Bijgaand bied ik u het Dreigingsbeeld Terrorisme Nederland 58 aan, opgesteld door de Nationaal Coördinator Terrorismebestrijding en Veiligheid (NCTV). Het Dreigingsbeeld Terrorisme Nederland geeft inzicht in het actuele dreigingsbeeld en de factoren die daarvoor bepalend zijn.4

Onverminderde inzet tegen jihadisme nationaal en internationaal

In het afgelopen half jaar zijn er meer aanwijzingen dat internationaal aangestuurde ISIS-structuren voorbereidingen treffen om aanslagen te plegen in Europa. De verhoogde dreiging is gericht tegen het Westen en de westerse belangen en gaat uit van netwerken die worden aangestuurd door ISIS-structuren in Syrië en Afghanistan en daarna verbonden ISIS-netwerken in Turkije. De lokale ISIS-tak in Afghanistan, de Islamitische Staat – Khorasan Provincie (ISKP) heeft na de machtsovername van de Taliban in augustus 2021 aan kracht gewonnen. Tegelijkertijd stagneert de omvang van de Nederlandse jihadistische beweging sinds enkele jaren.
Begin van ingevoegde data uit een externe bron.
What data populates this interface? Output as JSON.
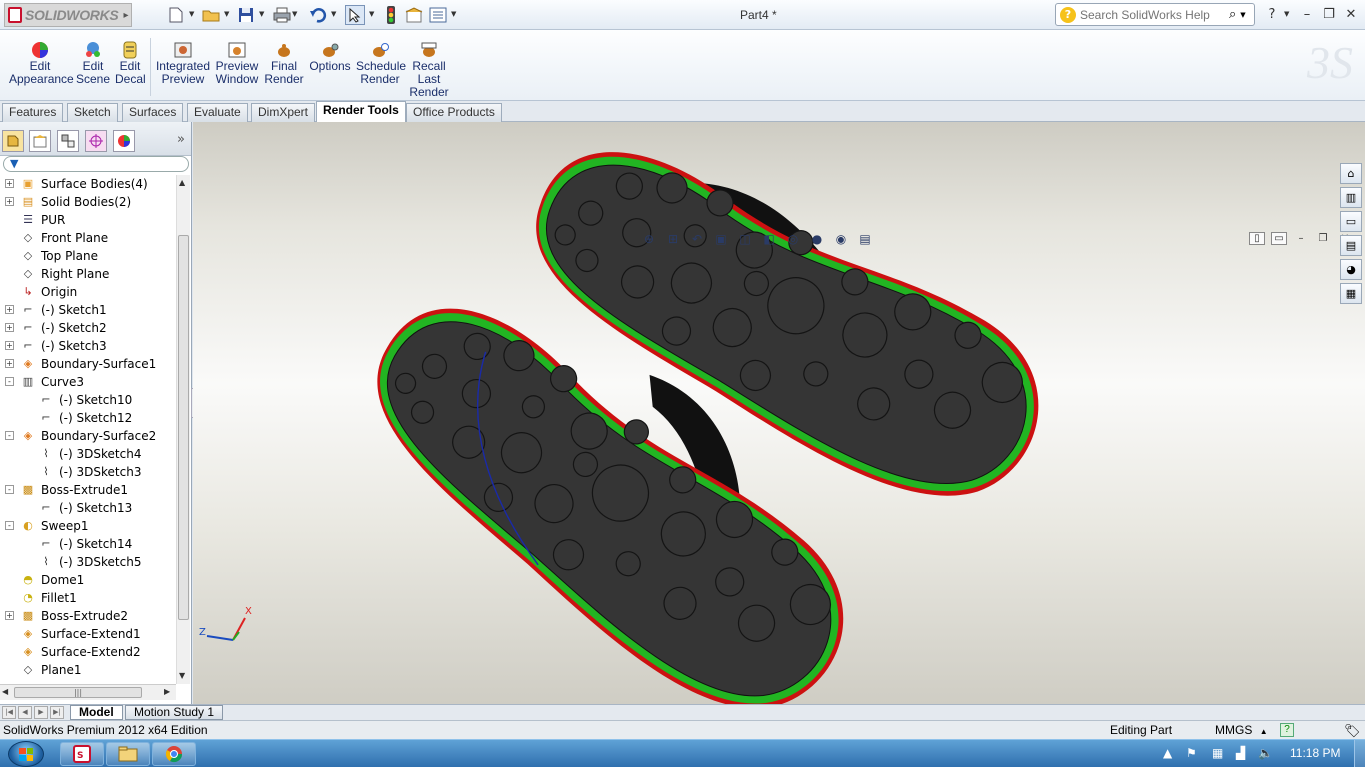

Nederland heeft een stevige en brede aanpak van terrorisme, een hoog niveau van kennis en expertise en beproefde samenwerkingsverbanden. Binnen de terrorisme- en extremismeaanpak werken betrokken partijen op lokaal, regionaal, nationaal, maar ook op internationaal niveau samen om signalen van (gewelddadig) extremisme en terrorisme vroegtijdig te herkennen en op te volgen. Een andere belangrijke stap voor de aanpak is het wetsvoorstel tot het verhogen van de maximale straf voor terroristische misdrijven naar twintig jaar. Dit wetsvoorstel is op 24 maart 2023 naar de Raad van State gestuurd en zal hopelijk spoedig aan uw Kamer kunnen worden aangeboden voor behandeling.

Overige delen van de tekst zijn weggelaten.